Japanese Knotweed Legislation

Japanese Knotweed | 14th January 2016

New Japanese Knotweed Legislation 2014

PBA Solutions is offering free training to councils and the police in light of the invasive weed/Japanese knotweed anti-social behaviour bill.

In light of the rising number of disputes over the destructive nature of invasive plants (in particular Japanese knotweed), the government has introduced an anti-social behavioural order that can apply to invasive weeds. This new legislations gives hope to people who until now have had to live with other peoples’ invasive weeds without recourse.

Leading invasive weed company PBA Solutions is offering free CPD-style seminars to councils and the police in order to help them get up to speed on how to deal with invasive weed incidents and what actions they should take in order to provide and safe and decisive resolution.

These same weeds have also caused homeowners problems with their ability to secure mortgages or property sales in recent years so this new bill should help to resolve disputes where the root of the problem is an invasive plant like Japanese knotweed.

Managing Director of PBA Solutions Jon Barton, in collaboration with the Royal Institute of Chartered Surveyors (RICS) has been instrumental in helping to develop an effective and relevant policy for the Council of Mortgage Lenders.
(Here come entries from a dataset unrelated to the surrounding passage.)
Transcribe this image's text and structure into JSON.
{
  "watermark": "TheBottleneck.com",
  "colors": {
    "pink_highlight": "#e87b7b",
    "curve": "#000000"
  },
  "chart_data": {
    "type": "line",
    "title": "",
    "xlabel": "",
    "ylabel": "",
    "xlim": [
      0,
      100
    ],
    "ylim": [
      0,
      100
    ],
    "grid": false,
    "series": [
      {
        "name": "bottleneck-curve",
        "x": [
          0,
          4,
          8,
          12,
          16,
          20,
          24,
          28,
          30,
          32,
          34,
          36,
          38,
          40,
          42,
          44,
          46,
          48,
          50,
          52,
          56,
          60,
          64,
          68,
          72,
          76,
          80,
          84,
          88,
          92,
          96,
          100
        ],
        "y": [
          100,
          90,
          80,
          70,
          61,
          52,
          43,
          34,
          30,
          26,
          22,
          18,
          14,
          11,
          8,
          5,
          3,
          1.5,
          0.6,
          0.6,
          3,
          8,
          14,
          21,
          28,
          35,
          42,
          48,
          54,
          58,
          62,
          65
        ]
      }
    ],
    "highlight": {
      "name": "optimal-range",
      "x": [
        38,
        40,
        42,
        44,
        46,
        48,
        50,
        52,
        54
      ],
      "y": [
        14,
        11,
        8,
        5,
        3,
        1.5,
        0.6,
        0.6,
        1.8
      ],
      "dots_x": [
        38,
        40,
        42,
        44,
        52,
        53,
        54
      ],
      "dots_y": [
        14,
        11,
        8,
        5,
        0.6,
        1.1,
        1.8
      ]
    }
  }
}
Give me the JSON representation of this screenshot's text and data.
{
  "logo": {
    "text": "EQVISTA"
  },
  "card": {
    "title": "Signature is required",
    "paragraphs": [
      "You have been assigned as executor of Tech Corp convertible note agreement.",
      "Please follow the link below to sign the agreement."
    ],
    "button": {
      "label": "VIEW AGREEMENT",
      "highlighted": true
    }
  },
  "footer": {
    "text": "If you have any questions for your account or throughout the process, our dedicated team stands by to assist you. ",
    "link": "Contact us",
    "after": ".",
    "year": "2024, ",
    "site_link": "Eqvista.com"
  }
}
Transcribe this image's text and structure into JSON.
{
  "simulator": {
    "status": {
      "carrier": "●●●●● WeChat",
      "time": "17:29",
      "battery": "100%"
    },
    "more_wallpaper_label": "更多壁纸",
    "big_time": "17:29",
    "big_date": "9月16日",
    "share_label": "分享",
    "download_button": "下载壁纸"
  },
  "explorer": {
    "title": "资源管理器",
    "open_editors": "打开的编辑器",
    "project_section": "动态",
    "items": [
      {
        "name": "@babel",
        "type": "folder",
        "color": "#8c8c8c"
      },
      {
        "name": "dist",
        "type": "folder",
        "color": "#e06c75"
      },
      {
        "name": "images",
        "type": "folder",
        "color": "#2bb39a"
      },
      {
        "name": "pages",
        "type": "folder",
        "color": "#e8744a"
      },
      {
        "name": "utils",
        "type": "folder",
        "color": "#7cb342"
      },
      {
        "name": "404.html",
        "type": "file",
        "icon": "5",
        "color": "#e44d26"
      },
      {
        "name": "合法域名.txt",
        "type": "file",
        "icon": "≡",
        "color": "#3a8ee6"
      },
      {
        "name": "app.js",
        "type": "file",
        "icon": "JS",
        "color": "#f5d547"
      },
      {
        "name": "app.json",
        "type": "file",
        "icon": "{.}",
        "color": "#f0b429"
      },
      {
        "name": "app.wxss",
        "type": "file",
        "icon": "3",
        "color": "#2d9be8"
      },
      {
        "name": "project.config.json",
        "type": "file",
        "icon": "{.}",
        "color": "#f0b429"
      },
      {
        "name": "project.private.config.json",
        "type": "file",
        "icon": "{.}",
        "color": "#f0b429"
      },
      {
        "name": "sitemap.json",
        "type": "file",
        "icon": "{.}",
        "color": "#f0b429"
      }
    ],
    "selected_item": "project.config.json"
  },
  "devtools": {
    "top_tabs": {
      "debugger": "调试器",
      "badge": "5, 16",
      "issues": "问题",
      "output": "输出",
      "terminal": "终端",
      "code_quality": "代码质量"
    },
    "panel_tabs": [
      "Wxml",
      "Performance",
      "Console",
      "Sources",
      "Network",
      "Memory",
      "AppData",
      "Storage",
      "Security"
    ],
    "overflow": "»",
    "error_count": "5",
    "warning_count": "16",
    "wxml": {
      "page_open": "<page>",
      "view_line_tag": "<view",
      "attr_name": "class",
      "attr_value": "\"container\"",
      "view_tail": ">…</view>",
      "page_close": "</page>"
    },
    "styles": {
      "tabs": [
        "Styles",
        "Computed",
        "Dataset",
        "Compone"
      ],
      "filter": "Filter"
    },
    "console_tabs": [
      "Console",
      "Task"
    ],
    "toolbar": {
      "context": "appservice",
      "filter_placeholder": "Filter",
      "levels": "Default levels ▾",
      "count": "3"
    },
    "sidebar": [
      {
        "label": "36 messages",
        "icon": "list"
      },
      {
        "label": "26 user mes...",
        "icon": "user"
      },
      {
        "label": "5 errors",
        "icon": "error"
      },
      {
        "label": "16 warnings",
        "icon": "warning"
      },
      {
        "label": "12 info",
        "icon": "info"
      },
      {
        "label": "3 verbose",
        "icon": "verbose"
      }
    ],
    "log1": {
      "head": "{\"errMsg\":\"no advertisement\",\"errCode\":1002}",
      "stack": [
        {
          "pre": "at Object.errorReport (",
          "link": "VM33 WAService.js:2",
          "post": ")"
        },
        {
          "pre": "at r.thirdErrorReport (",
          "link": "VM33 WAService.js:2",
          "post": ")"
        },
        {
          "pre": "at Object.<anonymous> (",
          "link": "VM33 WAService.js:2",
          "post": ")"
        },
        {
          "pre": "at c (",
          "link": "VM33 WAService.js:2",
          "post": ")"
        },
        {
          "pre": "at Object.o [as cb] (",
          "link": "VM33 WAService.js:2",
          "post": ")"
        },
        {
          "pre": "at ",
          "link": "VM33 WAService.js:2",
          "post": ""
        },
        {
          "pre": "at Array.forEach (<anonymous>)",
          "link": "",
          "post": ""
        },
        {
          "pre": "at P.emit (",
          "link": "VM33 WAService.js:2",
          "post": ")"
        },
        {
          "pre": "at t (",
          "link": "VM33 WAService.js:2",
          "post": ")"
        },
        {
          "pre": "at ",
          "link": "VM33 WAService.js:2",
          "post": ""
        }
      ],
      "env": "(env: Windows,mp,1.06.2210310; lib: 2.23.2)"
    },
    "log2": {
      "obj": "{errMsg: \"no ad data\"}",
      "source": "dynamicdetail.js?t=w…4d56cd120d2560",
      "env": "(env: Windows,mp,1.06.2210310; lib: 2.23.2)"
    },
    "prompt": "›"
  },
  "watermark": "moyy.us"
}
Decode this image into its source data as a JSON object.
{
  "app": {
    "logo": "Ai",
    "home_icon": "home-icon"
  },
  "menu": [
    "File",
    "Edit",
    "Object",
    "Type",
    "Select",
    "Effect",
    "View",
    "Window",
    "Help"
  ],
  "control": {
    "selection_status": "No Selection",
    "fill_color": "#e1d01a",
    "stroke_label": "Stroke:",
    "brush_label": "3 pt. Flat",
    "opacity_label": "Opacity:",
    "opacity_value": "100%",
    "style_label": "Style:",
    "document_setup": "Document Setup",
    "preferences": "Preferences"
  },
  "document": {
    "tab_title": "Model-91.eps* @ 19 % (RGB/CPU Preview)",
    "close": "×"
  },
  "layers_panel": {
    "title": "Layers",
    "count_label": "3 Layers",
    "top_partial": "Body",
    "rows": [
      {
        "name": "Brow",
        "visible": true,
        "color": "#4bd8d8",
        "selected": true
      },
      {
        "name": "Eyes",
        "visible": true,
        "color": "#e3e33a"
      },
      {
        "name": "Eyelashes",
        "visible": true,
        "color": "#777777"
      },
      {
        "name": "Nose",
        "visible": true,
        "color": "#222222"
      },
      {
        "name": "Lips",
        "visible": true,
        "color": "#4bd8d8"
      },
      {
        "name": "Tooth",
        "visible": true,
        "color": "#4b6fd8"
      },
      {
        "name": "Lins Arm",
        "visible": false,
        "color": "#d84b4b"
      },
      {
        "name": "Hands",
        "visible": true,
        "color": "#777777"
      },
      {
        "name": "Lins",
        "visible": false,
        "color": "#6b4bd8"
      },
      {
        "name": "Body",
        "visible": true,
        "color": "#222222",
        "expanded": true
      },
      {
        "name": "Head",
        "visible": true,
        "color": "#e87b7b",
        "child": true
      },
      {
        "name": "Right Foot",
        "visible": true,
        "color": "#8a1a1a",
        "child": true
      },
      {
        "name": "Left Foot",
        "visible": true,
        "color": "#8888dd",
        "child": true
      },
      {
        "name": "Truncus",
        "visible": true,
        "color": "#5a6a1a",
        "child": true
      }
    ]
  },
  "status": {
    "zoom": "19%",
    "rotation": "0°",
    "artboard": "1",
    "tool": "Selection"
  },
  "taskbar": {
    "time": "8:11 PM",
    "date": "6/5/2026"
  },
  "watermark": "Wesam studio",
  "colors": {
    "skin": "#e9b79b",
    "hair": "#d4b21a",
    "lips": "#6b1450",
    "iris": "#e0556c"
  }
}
Mr Barton says, “it is imperative that there is a standardised methodology for assessing incidents on a case-by-case basis. This ensures that measured, robust control programs are relative to the magnitude of each individual case and can be appropriately implemented for a successful conclusion”.

Section 57 of the Anti-Social Behaviour, Crime and Policing Act 2014 comes into play if it can be proven that an invasive weed is having a detrimental, persistent or continued effect on the quality of life for a community through the actions of a person. Under Section 57 the authorities will be able to impose a restriction on the behaviour of the offending party or if necessary force them to take steps to rectify their behaviour.

The first step would be to issue a mandatory warning. This notice could include a requirement to stop a certain action or behaviour. In this instance there would be a need to recommend remedial actions, which would include reasonable steps to prevent any future occurrence of the problem. By using an accredited invasive weed control company, all work would be documented to prove that any remedial work has been professionally completed. If an offender (individual or organisation) ignores any warnings set under Section 57, fines up to the value of £20,000 can be imposed upon them.

If your community is blighted by Japanese knotweedGiant HogweedHimalayan Balsam or any other invasive weed species and you think that their presence is negatively affecting the quality of life within your community then you may benefit from this legislation. It should also be noted that Japanese knotweed case law is continually evolving the law around nuisance and loss of amenity.

At PBA Solutions, our qualified staff are able to survey and substantiate your case on your behalf and make recommendations on how to best implement remedial work to an acceptable standard.

The Anti-Social Behaviour, Crime and Policing Act 2014 is just one of many changes that are currently developing in regards to the legal status of invasive non-native species in the UK. It is expected that there will be increasing pressure on landowners from large public organisations to individual homeowners to take responsibility and act on the presence of invasive weeds on their property in light of this new legislation.